Yes, there are often compromises you have to make.Sen wrote: ↑Sat Mar 13, 2021 7:41 pm My goal was not to reduce the death toll--it was to reduce my own innate immorality--ie. to live in a way that causes no harm (in this case, the focus was exclusively on causing no irreparable harm (ie. death)). I think that my mentality was that if everyone did the same thing, then the amount of harm being done in the world would drop to a point where only a small percentage of the population would have to cause harm in order to prevent/repair it--ie. if everyone who was capable of living in an innately moral way did so, then the number of people who were forced to use corrupted morality would be minimized.
If we lived in such a world, then being innately moral would be the most moral thing I could do, because it would be the best way to minimize the overall death toll (and the overall harm that is done). But because of the way the world works, using innate morality actually results in the overall death toll being higher than it would be if I used corrupt morality.
Your 'corrupt morality' is actually just morality - weighing different sides and their consequences and seeing what you should do to increase happiness and decrease suffering the most.
Yes, as it currently stands it is impossible.Sen wrote: ↑Sat Mar 13, 2021 7:41 pm I think that I could not see this is because I did not have the coping mechanisms I needed to accept that we live in a reality where it is impossible to survive without killing. I was desperately trying to find a way to live kill-free while unconsciously avoiding the information that could prove to me that doing so was impossible.
That doesn't mean it will always be impossible (we might eventually be brains floating around the universe living thanks to the energy of the sun), but for right now, 0 harm is not an option.

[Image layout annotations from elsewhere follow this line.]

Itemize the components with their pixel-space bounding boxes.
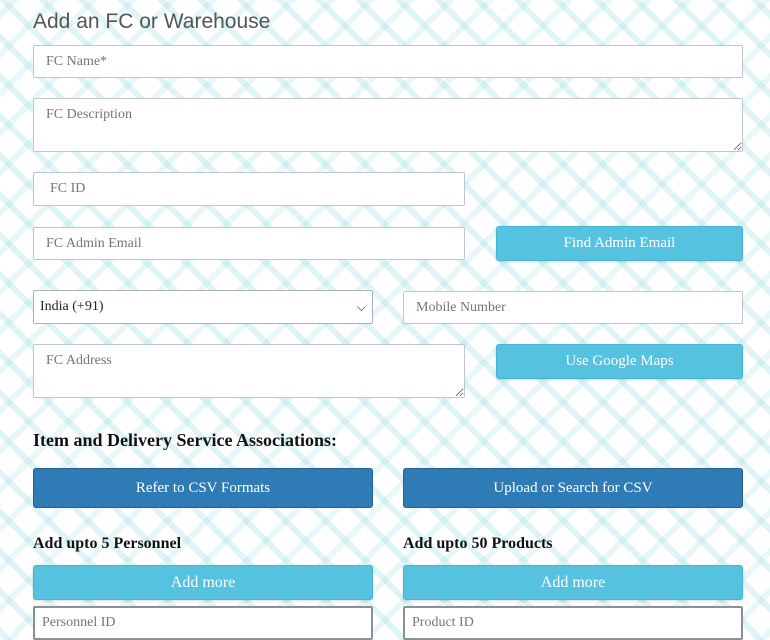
mobile-number-input[interactable] bbox=[403, 291, 743, 324]
fc-admin-email-input[interactable] bbox=[33, 227, 465, 260]
fc-description-textarea[interactable] bbox=[33, 98, 743, 152]
use-google-maps-button[interactable]: Use Google Maps bbox=[496, 344, 743, 379]
add-more-personnel-button[interactable]: Add more bbox=[33, 565, 373, 600]
personnel-heading: Add upto 5 Personnel bbox=[33, 535, 182, 552]
page-title: Add an FC or Warehouse bbox=[33, 10, 271, 33]
fc-name-input[interactable] bbox=[33, 45, 743, 78]
country-code-value: India (+91) bbox=[40, 299, 104, 314]
fc-address-textarea[interactable] bbox=[33, 344, 465, 398]
associations-heading: Item and Delivery Service Associations: bbox=[33, 430, 337, 450]
products-heading: Add upto 50 Products bbox=[403, 535, 553, 552]
country-code-select[interactable]: India (+91) ⌵ bbox=[33, 290, 373, 324]
fc-id-input[interactable] bbox=[33, 172, 465, 206]
chevron-down-icon: ⌵ bbox=[356, 299, 366, 314]
refer-csv-formats-button[interactable]: Refer to CSV Formats bbox=[33, 468, 373, 508]
find-admin-email-button[interactable]: Find Admin Email bbox=[496, 226, 743, 261]
add-more-products-button[interactable]: Add more bbox=[403, 565, 743, 600]
upload-csv-button[interactable]: Upload or Search for CSV bbox=[403, 468, 743, 508]
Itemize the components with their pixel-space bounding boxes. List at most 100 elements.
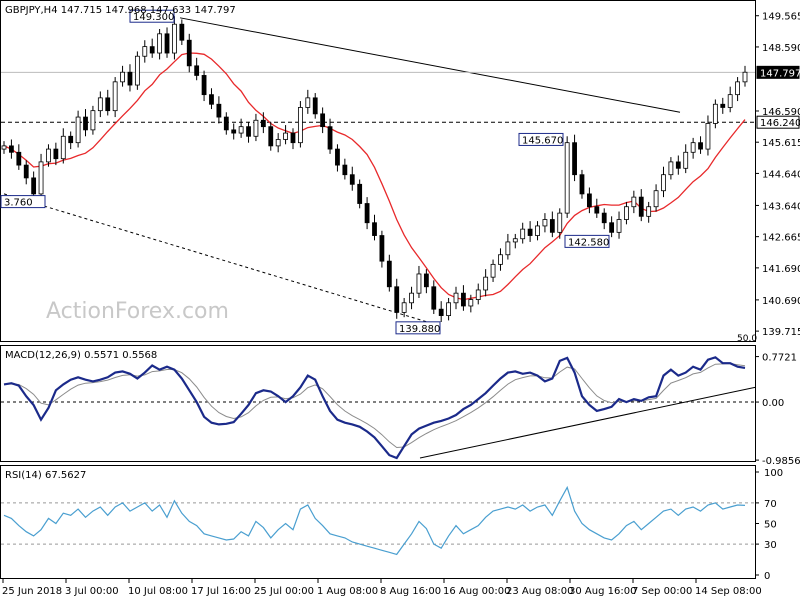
rsi-panel-title: RSI(14) 67.5627 [5, 470, 86, 481]
candle-body [238, 126, 244, 134]
price-axis-label: 144.640 [762, 169, 800, 180]
candle-body [290, 132, 296, 144]
candle-body [90, 110, 96, 131]
rsi-axis-label: 100 [764, 468, 783, 479]
candle-body [646, 206, 652, 217]
candle-body [409, 292, 414, 304]
candle-body [661, 174, 666, 192]
candle-body [201, 75, 207, 96]
price-axis-label: 143.640 [762, 201, 800, 212]
candle-body [505, 241, 511, 256]
candle-body [209, 94, 214, 105]
candle-body [157, 33, 163, 54]
candle-body [742, 71, 748, 83]
candle-body [9, 145, 14, 153]
candle-body [594, 206, 600, 214]
candle-body [46, 148, 51, 163]
candle-body [268, 126, 274, 147]
candle-body [720, 103, 726, 108]
candle-body [342, 164, 348, 176]
price-annotation-label: 145.670 [522, 135, 563, 146]
candle-body [698, 142, 703, 150]
candle-body [112, 81, 118, 112]
candle-body [468, 299, 474, 307]
candle-body [253, 119, 259, 137]
candle-body [727, 94, 733, 108]
candle-body [349, 174, 355, 185]
candle-body [186, 39, 192, 67]
candle-body [320, 113, 326, 128]
candle-body [675, 161, 681, 169]
candle-body [705, 123, 711, 150]
candle-body [134, 55, 140, 86]
candle-body [1, 145, 7, 150]
candle-body [475, 289, 481, 300]
candle-body [379, 235, 385, 262]
rsi-axis-label: 70 [764, 499, 777, 510]
candle-body [149, 46, 155, 54]
candle-body [364, 203, 370, 224]
candle-body [446, 302, 452, 316]
candle-body [275, 139, 281, 147]
candle-body [549, 219, 555, 233]
candle-body [172, 23, 177, 54]
candle-body [120, 71, 125, 83]
candle-body [498, 254, 503, 265]
rsi-axis-label: 0 [764, 571, 770, 582]
price-axis-label: 139.715 [762, 327, 800, 338]
candle-body [305, 97, 311, 108]
candle-body [246, 126, 251, 137]
macd-panel-title: MACD(12,26,9) 0.5571 0.5568 [5, 350, 157, 361]
time-axis-label: 17 Jul 16:00 [191, 586, 251, 597]
macd-axis-label: -0.9856 [762, 456, 800, 467]
candle-body [416, 273, 422, 294]
candle-body [668, 161, 674, 176]
price-axis-label: 147.797 [760, 68, 800, 79]
time-axis-label: 30 Aug 16:00 [569, 586, 636, 597]
candle-body [683, 151, 689, 169]
candle-body [68, 135, 74, 144]
candle-body [638, 196, 644, 217]
candle-body [335, 148, 340, 166]
chart-canvas: 149.300145.670142.580139.8803.760 149.56… [0, 0, 800, 597]
candle-body [164, 33, 170, 54]
price-axis-label: 141.690 [762, 264, 800, 275]
price-annotation-label: 3.760 [4, 198, 33, 209]
price-axis-label: 142.665 [762, 233, 800, 244]
candle-body [490, 263, 496, 278]
candle-body [327, 126, 333, 150]
price-axis-label: 149.565 [762, 12, 800, 23]
time-axis-label: 1 Aug 08:00 [317, 586, 378, 597]
price-panel-title: GBPJPY,H4 147.715 147.968 147.633 147.79… [5, 5, 236, 16]
candle-body [401, 302, 407, 313]
macd-panel [0, 345, 756, 462]
candle-body [283, 132, 288, 140]
watermark: ActionForex.com [46, 299, 229, 324]
candle-body [483, 276, 489, 291]
rsi-axis-label: 50 [764, 520, 777, 531]
candle-body [297, 107, 303, 144]
candle-body [520, 228, 526, 240]
candle-body [16, 151, 22, 166]
candle-body [431, 286, 437, 310]
candle-body [372, 222, 377, 236]
candle-body [690, 142, 696, 153]
candle-body [579, 174, 585, 195]
candle-body [653, 190, 659, 208]
candle-body [557, 212, 563, 233]
candle-body [23, 164, 29, 179]
candle-body [542, 219, 548, 227]
time-axis-label: 10 Jul 08:00 [128, 586, 188, 597]
price-axis-label: 148.590 [762, 43, 800, 54]
time-axis-label: 25 Jul 00:00 [254, 586, 314, 597]
time-axis-label: 7 Sep 00:00 [632, 586, 692, 597]
rsi-axis-label: 30 [764, 540, 777, 551]
candle-body [127, 71, 133, 86]
candle-body [194, 65, 200, 76]
candle-body [438, 308, 444, 316]
time-axis-label: 23 Aug 08:00 [506, 586, 573, 597]
candle-body [223, 116, 229, 131]
candle-body [260, 119, 266, 128]
candle-body [564, 142, 570, 214]
price-corner-label: 50.0 [737, 334, 757, 344]
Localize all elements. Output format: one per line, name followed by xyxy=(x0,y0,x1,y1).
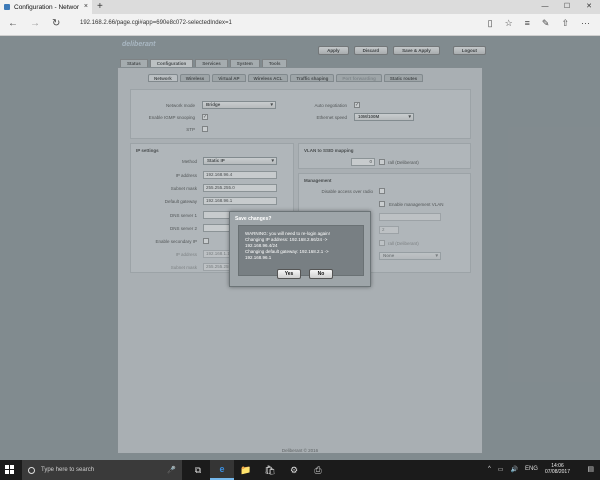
network-icon[interactable]: ▭ xyxy=(498,466,504,473)
close-window-icon[interactable]: ✕ xyxy=(578,0,600,14)
share-icon[interactable]: ⇧ xyxy=(561,18,569,29)
browser-tab-bar: Configuration - Networ × + — ☐ ✕ xyxy=(0,0,600,14)
window-controls: — ☐ ✕ xyxy=(534,0,600,14)
tab-title: Configuration - Networ xyxy=(14,3,80,11)
dialog-title: Save changes? xyxy=(235,216,272,222)
file-explorer-icon[interactable]: 📁 xyxy=(234,460,258,480)
reading-view-icon[interactable]: ▯ xyxy=(488,18,493,29)
browser-tab[interactable]: Configuration - Networ × xyxy=(0,0,92,14)
volume-icon[interactable]: 🔊 xyxy=(510,466,517,473)
settings-icon[interactable]: ⚙ xyxy=(282,460,306,480)
snipping-tool-icon[interactable]: ⎙ xyxy=(306,460,330,480)
microphone-icon[interactable]: 🎤 xyxy=(167,466,176,474)
url-field[interactable]: 192.168.2.66/page.cgi#app=690e8c072-sele… xyxy=(80,20,232,26)
favorite-star-icon[interactable]: ☆ xyxy=(505,18,513,29)
dialog-message: WARNING: you will need to re-login again… xyxy=(245,231,330,260)
language-indicator[interactable]: ENG xyxy=(525,466,538,472)
taskbar-apps: ⧉ e 📁 🛍 ⚙ ⎙ xyxy=(186,460,330,480)
clock-date: 07/08/2017 xyxy=(544,469,570,475)
notes-icon[interactable]: ✎ xyxy=(542,18,550,29)
dialog-buttons: Yes No xyxy=(277,269,333,279)
action-center-icon[interactable]: ▤ xyxy=(587,465,594,473)
no-button[interactable]: No xyxy=(309,269,333,279)
edge-browser-icon[interactable]: e xyxy=(210,460,234,480)
minimize-icon[interactable]: — xyxy=(534,0,556,14)
task-view-icon[interactable]: ⧉ xyxy=(186,460,210,480)
windows-taskbar: Type here to search 🎤 ⧉ e 📁 🛍 ⚙ ⎙ ^ ▭ 🔊 … xyxy=(0,460,600,480)
new-tab-icon[interactable]: + xyxy=(97,1,103,12)
windows-start-icon[interactable] xyxy=(5,465,15,475)
tab-close-icon[interactable]: × xyxy=(84,3,88,10)
taskbar-search[interactable]: Type here to search 🎤 xyxy=(22,460,182,480)
hub-icon[interactable]: ≡ xyxy=(525,18,530,29)
dialog-body: WARNING: you will need to re-login again… xyxy=(238,225,364,279)
cortana-icon xyxy=(28,466,35,474)
maximize-icon[interactable]: ☐ xyxy=(556,0,578,14)
favicon-icon xyxy=(4,4,10,10)
back-icon[interactable]: ← xyxy=(8,18,18,29)
more-icon[interactable]: ··· xyxy=(581,18,590,29)
store-icon[interactable]: 🛍 xyxy=(258,460,282,480)
system-tray: ^ ▭ 🔊 ENG 14:06 07/08/2017 xyxy=(488,463,570,475)
address-bar: ← → ↻ 192.168.2.66/page.cgi#app=690e8c07… xyxy=(0,14,600,36)
yes-button[interactable]: Yes xyxy=(277,269,301,279)
refresh-icon[interactable]: ↻ xyxy=(52,18,60,29)
save-changes-dialog: Save changes? WARNING: you will need to … xyxy=(229,211,371,287)
taskbar-clock[interactable]: 14:06 07/08/2017 xyxy=(545,463,570,475)
tray-overflow-icon[interactable]: ^ xyxy=(488,466,491,472)
search-placeholder: Type here to search xyxy=(41,467,95,473)
browser-tools: ▯ ☆ ≡ ✎ ⇧ ··· xyxy=(488,18,590,29)
forward-icon[interactable]: → xyxy=(30,18,40,29)
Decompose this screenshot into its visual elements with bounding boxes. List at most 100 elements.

I'm glad you managed to sort out the issues you were having.
Yes, the difference between 'ethical' egoism and utilitarian consequentialism.Sen wrote: ↑Sat Mar 13, 2021 7:41 pm The first mentality says "the means justify the ends, so long as I feel good about my effort", and the second one says "whether or not I feel good is irrelevant. What matters is the wellbeing of others", but both come to the conclusion of "kill the few to save many".
Except that ethical egoism doesn't lead to 'kill few to save many', it just leads to justifications to do whatever you please at the end of the day.
Also, saying that whether you feel good or not is irrelevant isn't correct, you are sentient and therefore should be part of the moral consideration as well - arbitrarily counting you out doesn't make sense. The difference, though, is that you don't put yourself on a pedestal, but instead compare yourself fairly.
And that is why morality goes way beyond empathy, and empathy can help you only to a certain extent.Sen wrote: ↑Sat Mar 13, 2021 7:41 pm So the thought experiment of "which is worse: a single animal death, or the death of a million animals" feels like asking "which is worse: a single death, or the abstract concept of death?" In the first example, I can feel empathy. In the second one, I cannot. It feels like trying to picture nothing.
I already touched above why I don't think boycotting the market is good (make it much harder for veganism to grow), and why you shouldn't concern yourself with the chance of your money being used for the meat section (follow statistics, not anecdotal money usage examples).Sen wrote: ↑Sat Mar 13, 2021 7:41 pm So I think that the best way to reduce your own killings is to make yourself permanently self-sustaining so that you do not have to support murderous companies... that means giving your money to those companies at first to set yourself up, but then being able to stop for good once you are self-sustaining enough.
For evil to prevail, good people must stand aside and do nothing.